An interesting thing about this event was there were no signs of any kind. NOT ONE SIGN! The crowd was made up families, couples, singles, old, young, black and white coming together to send a message to Washington, D.C., that we didn’t like that our country was going down a road that our Founding Fathers never intended for us to be on.

Although people focus on the fact that Beck organized the event and that Palin spoke at it, the rally was also sponsored by the Special Operations Warrior Foundation. SOWF is devoted to providing a college education to every child who has lost a parent while serving in Army, Navy, Air Force and Marine Corps Special Operations during an operational or training mission. So while people rail against Beck, Palin and the event, it was also a way of honoring our military. From this rally alone, $5.5 million was raised, money that will go to SOWF and help those children whose parents made the ultimate sacrifice for our country and freedoms. (Click here to make a donation to the Special Operations Warrior Foundation.)

Marcus Luttrell, a Navy Seal petty officer first class and Afghanistan War hero; James “Eddie” Wright, a retired Marine sergeant and Bronze Star recipient; and retired Air Force Col. Tom Kirk, Vietnam veteran and a prisoner of war for five years, were all greeted with chants of “USA, USA, USA!”

One Minnesota attendee told me, “I wish more Americans would honor our troops and military like this event.”

Palin said to the enthusiastic crowd, “Not fundamentally transform America as some would want but we must restore America and restore her honor.”

The Rev. Alveda King, niece of slain civil rights leader Martin Luther King Jr., spoke about rebuilding and uniting America.

“We are united by one race, the human race,” she said. “We are one human family. We must not oppress each other but help those who are oppressed.”

Going to the Restoring Honor Event was a fantastic decision. I wanted to be part of a rally where I could stand among others who believe that America is the greatest nation on Earth, no apologies. I want children to live the lives they want without being a slave to the government or the federal debt.

I would say most of the crowd believed in God, and we prayed for those who served and are serving our country. A special mention to those who served in the Vietnam War brought applause and, as a daughter of a Marine who almost died fighting in Vietnam, it was especially touching.

There was a sense of patriotic camaraderie I felt that day. Looking over my video I’m happily astounded by the hundreds of thousands of people who came together waving their flags, reciting the Pledge of Allegiance and singing the National Anthem.
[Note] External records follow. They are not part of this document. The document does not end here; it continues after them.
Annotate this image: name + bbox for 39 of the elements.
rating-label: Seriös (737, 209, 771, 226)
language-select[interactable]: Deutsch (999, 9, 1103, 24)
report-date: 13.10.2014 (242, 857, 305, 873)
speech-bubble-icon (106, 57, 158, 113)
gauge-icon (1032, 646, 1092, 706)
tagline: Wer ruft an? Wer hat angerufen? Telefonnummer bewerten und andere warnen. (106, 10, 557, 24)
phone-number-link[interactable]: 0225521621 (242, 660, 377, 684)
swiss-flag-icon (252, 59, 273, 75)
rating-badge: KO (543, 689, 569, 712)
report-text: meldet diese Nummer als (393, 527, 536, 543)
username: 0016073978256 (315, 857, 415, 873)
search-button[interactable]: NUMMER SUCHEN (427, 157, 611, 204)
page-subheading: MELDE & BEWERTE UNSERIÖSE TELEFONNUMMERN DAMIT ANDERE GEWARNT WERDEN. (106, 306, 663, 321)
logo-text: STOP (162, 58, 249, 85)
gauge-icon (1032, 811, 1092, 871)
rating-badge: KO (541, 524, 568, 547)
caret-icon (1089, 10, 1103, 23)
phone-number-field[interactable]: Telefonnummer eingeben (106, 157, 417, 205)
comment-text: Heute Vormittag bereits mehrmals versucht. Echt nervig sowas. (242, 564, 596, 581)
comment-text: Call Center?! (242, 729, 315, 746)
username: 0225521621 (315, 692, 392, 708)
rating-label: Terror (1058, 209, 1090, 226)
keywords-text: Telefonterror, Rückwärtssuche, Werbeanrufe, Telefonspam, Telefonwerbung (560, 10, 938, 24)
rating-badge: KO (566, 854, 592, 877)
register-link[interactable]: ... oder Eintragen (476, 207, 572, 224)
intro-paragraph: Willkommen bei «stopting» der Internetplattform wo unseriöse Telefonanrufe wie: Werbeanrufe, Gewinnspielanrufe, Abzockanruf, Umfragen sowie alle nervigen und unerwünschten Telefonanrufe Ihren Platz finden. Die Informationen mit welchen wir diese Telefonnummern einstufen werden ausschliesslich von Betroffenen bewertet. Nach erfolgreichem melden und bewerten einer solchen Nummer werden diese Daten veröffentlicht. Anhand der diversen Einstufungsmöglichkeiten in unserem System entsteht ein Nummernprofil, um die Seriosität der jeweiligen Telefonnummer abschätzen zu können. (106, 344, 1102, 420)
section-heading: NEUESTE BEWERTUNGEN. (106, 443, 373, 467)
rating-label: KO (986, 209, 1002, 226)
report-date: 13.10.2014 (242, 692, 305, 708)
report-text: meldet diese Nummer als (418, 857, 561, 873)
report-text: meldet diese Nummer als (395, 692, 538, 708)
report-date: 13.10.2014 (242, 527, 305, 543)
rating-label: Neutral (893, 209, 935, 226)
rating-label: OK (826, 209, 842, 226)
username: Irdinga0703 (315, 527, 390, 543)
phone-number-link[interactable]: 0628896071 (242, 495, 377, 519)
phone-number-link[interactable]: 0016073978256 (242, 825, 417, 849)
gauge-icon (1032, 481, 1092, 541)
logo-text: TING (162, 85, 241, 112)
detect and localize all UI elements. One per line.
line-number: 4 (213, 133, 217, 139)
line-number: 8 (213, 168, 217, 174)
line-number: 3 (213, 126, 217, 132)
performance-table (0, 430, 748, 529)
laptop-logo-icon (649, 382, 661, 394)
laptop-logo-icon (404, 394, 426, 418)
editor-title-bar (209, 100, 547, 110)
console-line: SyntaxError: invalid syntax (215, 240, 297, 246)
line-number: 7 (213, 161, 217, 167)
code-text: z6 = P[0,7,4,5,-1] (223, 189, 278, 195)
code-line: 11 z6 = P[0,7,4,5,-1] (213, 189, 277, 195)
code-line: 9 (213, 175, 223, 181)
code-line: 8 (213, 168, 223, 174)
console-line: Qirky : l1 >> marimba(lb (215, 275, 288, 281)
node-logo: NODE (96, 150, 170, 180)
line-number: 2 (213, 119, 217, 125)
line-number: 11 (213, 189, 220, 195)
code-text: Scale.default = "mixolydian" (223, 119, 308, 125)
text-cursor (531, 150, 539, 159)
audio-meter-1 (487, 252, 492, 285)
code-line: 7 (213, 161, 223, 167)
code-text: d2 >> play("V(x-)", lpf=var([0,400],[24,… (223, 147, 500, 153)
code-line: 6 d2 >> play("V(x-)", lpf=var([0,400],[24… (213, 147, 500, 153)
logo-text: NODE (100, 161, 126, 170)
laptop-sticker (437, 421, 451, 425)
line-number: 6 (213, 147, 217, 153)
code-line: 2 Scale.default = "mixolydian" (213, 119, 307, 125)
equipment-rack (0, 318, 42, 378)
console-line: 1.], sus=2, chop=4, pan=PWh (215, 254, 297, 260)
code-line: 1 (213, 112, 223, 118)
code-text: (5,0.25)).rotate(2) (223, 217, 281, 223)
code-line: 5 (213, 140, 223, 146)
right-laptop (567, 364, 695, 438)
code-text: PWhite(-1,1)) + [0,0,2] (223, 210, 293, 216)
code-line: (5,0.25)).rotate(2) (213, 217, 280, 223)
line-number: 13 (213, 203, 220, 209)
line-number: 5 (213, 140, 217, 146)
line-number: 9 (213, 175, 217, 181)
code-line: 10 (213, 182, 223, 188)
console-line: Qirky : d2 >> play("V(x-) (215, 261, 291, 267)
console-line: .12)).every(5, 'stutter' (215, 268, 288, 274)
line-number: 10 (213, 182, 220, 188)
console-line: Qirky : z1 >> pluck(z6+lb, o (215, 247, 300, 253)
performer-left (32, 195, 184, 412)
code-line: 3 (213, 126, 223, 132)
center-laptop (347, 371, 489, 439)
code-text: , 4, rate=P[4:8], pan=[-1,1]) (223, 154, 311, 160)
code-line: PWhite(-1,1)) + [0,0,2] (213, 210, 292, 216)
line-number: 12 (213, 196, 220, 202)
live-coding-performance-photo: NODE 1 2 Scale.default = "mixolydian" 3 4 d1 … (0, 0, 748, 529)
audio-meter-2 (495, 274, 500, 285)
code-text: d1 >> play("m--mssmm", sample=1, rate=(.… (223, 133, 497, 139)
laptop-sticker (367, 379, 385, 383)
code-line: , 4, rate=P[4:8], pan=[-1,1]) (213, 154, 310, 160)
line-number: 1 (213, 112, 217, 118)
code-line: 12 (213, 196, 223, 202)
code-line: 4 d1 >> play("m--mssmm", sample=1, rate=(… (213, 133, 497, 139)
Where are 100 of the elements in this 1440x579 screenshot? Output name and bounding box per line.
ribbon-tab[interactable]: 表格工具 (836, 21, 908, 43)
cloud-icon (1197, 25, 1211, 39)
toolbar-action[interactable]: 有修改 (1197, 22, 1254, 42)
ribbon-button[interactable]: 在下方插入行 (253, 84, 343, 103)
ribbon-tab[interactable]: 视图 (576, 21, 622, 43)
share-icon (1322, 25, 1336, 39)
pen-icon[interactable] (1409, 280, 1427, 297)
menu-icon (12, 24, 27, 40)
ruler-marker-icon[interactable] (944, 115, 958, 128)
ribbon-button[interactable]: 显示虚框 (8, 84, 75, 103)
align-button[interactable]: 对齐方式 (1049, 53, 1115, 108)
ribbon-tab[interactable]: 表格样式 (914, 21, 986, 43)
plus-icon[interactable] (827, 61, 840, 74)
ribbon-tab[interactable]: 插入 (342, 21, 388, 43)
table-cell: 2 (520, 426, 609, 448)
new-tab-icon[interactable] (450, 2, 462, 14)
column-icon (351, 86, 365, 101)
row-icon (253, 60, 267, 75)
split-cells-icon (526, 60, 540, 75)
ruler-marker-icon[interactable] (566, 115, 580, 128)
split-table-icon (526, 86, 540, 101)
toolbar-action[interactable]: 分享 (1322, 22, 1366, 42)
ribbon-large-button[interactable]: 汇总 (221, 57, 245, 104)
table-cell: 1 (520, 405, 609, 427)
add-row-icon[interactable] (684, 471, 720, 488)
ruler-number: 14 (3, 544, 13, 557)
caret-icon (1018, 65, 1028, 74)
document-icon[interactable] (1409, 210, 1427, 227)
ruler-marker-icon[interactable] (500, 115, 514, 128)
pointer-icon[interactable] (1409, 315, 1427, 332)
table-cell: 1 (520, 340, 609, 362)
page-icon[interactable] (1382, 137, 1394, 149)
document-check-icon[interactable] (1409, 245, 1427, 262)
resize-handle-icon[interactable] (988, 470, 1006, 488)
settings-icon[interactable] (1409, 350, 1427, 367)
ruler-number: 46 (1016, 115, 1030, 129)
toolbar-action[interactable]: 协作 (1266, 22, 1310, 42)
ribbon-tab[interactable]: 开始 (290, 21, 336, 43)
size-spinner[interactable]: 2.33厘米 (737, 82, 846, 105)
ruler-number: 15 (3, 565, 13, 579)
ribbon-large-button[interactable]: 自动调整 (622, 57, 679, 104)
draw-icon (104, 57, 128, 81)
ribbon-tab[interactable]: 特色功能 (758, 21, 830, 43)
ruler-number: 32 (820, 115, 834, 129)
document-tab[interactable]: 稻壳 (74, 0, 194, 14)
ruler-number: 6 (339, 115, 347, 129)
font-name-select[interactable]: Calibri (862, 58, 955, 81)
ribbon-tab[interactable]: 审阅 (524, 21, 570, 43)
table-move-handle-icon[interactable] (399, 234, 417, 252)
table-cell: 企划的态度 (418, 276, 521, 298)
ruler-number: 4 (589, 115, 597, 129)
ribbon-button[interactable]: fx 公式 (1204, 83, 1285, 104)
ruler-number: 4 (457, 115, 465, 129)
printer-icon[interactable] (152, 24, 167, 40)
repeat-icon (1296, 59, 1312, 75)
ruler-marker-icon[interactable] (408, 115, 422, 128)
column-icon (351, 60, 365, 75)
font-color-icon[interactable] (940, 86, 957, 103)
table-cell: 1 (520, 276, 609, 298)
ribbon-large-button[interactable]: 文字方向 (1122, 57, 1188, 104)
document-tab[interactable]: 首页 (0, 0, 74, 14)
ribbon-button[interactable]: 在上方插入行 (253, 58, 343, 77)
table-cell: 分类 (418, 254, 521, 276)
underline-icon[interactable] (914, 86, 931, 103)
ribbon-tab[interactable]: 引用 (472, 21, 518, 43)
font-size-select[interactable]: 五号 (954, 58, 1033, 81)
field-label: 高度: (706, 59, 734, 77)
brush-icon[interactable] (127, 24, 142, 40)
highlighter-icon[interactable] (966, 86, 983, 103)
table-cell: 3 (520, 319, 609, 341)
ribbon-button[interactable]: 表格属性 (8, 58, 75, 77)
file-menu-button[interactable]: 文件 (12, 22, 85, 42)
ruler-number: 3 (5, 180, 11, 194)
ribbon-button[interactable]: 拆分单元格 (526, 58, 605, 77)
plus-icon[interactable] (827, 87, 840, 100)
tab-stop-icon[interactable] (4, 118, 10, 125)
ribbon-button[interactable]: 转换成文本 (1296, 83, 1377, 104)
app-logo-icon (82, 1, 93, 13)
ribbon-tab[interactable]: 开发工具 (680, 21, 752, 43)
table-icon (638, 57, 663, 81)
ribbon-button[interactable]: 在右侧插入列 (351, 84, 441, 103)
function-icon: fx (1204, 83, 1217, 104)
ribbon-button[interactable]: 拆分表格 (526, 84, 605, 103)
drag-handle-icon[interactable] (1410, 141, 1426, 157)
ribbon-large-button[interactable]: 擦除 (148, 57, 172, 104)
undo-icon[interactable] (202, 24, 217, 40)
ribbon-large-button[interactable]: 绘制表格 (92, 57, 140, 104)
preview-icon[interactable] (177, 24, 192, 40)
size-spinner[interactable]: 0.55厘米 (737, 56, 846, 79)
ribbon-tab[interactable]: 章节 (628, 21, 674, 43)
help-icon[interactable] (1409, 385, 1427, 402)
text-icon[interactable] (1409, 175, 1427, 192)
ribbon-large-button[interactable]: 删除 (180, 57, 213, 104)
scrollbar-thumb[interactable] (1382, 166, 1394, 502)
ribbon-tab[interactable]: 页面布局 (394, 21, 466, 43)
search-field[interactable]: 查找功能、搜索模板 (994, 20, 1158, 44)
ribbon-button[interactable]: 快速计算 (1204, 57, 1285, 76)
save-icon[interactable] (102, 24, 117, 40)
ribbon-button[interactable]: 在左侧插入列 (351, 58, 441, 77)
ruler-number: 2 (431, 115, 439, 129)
I have true hope for our country and the freedom to stand up for an America where government is not the answer to our problems.

My friend, Linda, said she “would like Glenn Beck to have this event every year.”

The people at the Restoring Honor Rally were so nice. They shared taxis with us. Complete strangers talked to me. They shared their bottled water and said “excuse me” and “thank you.” People picked up after themselves when the rally was over. I was amazed at the huge commitment so many people made to being at this event. I spoke with people from California, Florida, Minnesota, Pennsylvania and Texas.

I attended this rally with Linda and her friends. I loved that I could hang out with people who I never met before, and have a fabulous time all because we were at a rally celebrating the greatness of America.

Restoring Honor was about individual responsibility, and not looking to the government to take care of us but helping those who are in need because we want to and believe it’s the right thing to do. It was not a negative rally about what’s wrong with America; it was about what’s possible for America.

For me, I believe in the greatness and exceptionalism of our country. I believe in our troops and veterans. I have faith that America’s best days are not behind her. I have hope that the phrase “We the People” will no longer be a slogan on a T-shirt or a talking point but a call to action, a new and improved way of governing regardless of political party. If this Restoring Honor Rally is any indication, I can see November from the Lincoln Memorial.

— Alissa Jesle is a Santa Barbara native, sports nut and former TV reporter.